OK. That's not a problem at present. The lack of housing is a problem.
Which I agreed with. I simply disagree with it being a significant problem.
You mean raise the tax on property. The problem with that is that it discourages economical use of the property. The purpose of allowing deductions for improvement is that it encourages productive use of the property.
I don't agree with that. Renting is an economical use of the property.
Empty improvement for tax deduction sake isn't an economical use of property, it's just incentivizing spending on the property. And no one is going to spend on property improvements unless they can recoup the expenditure in rents. Deductions don't offset the cost of the improvements. All that would do is accelerate the desire to make the rents higher.
THat is not going to create more affordable housing.
See above. It is how a smart municipality would do it.
See above. It's why a smart municipality will simply raise property taxes instead of trying to indirectly control landlord expenditures.
I think part of the issue may be the level that we're looking at the issue. I'm looking at the individual and regional level, while you seem more focused on the city. And I don't get why you'd dismiss increased productivity and higher standard of living for residents as a concern, which is how your argument appears to read. Again, my point is that lifting restrictions on new construction makes the city richer, in part by simply removing a major impediment to growth and in part by changing the compensation structure to align productivity with pay (instead of rewarding economically negative rent extraction). And the tax-structure change I also would support does the same thing (removes an impediment to productivity without lowering collections, and incentivizes activities that we want to encourage/removes incentives to destructive behavior).
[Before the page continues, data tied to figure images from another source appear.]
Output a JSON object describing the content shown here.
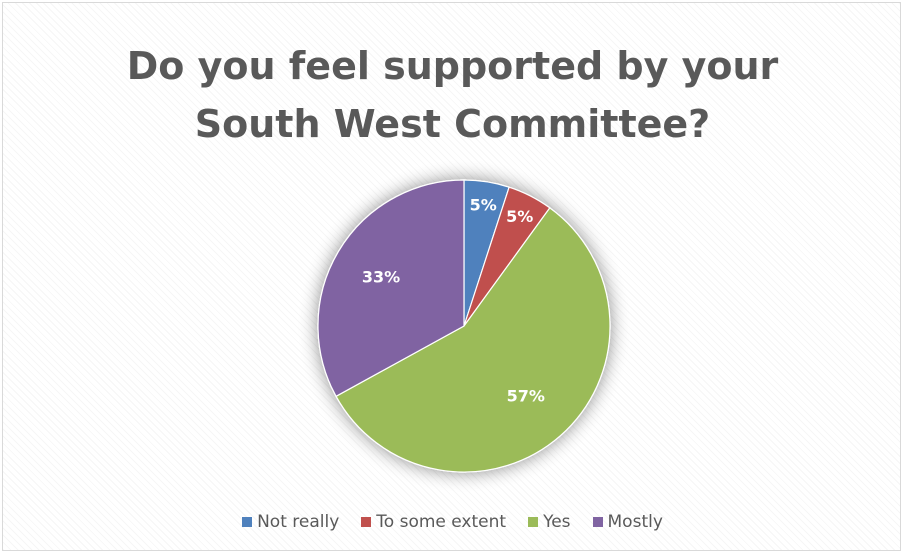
{
  "chart_data": {
    "type": "pie",
    "title_lines": [
      "Do you feel supported by your",
      "South West Committee?"
    ],
    "categories": [
      "Not really",
      "To some extent",
      "Yes",
      "Mostly"
    ],
    "values": [
      5,
      5,
      57,
      33
    ],
    "labels": [
      "5%",
      "5%",
      "57%",
      "33%"
    ],
    "colors": [
      "#4f81bd",
      "#c0504d",
      "#9bbb59",
      "#8064a2"
    ],
    "legend_position": "bottom",
    "start_angle_deg": 0,
    "direction": "clockwise"
  }
}
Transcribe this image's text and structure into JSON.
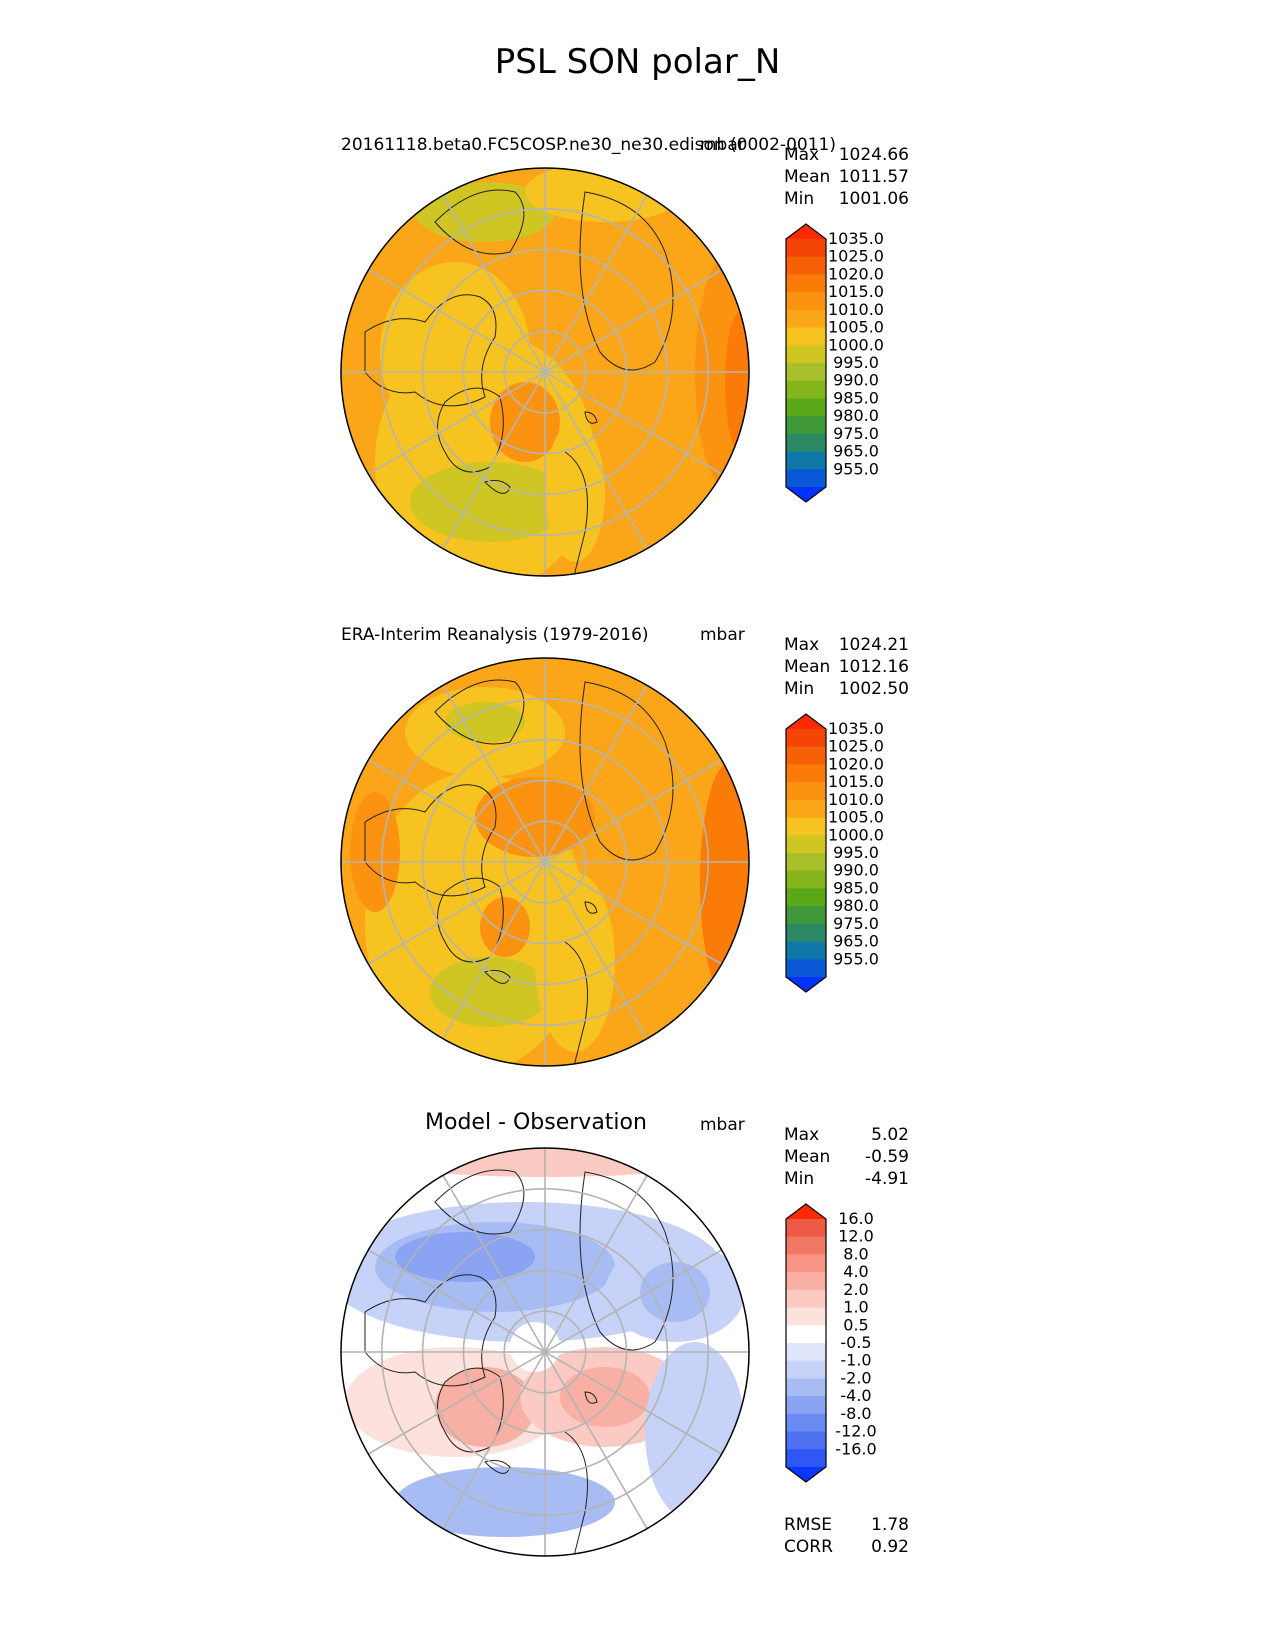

I'm not dismissing it as a concern. I'm dismissing it as a significant concern. It's a matter of degree. And you are correct, i'm approaching this from the perspective of the city. I was just thinking that was the core difference in our opinions here.
I participate in a professional group that advocates strongly for more development in my city. We've decided that the best approach, and thus the one that the group advocates, is that new construction tax abatements with a sunset clause coupled with programs that incentivize low income people to stay in their homes (like reductions for seniors and low income families) works better for creating more housing than trying to dictate spending. The city did lift some height restrictions years ago but that was before I started following this stuff closely.
The bigger issue is the business tax environment. We've seen that as we attract new businesses, we create more demand for housing and that supply steps up to meet that need. But we also see that the city can generate surplus revenue simply by raising the property taxes and assessments to better reflect actual market values. These surpluses can be redirected to the public schools, dealing with the opioid epidemic, funding for the homeless. Things that were not realistically within the budget before that.
From the citizens perspective, I'm sure they'd prefer some mechanism which results in lower rents but I'm not sure that helps the city itself.
I've got to find that paper which looked into whether or not gentrification, in my city, resulted in more affordable housing overall. We did notice that gentrification had no real impact on how long people stayed in their properties.
But every city is different so I'm going to concede that you know your city better than I ever could.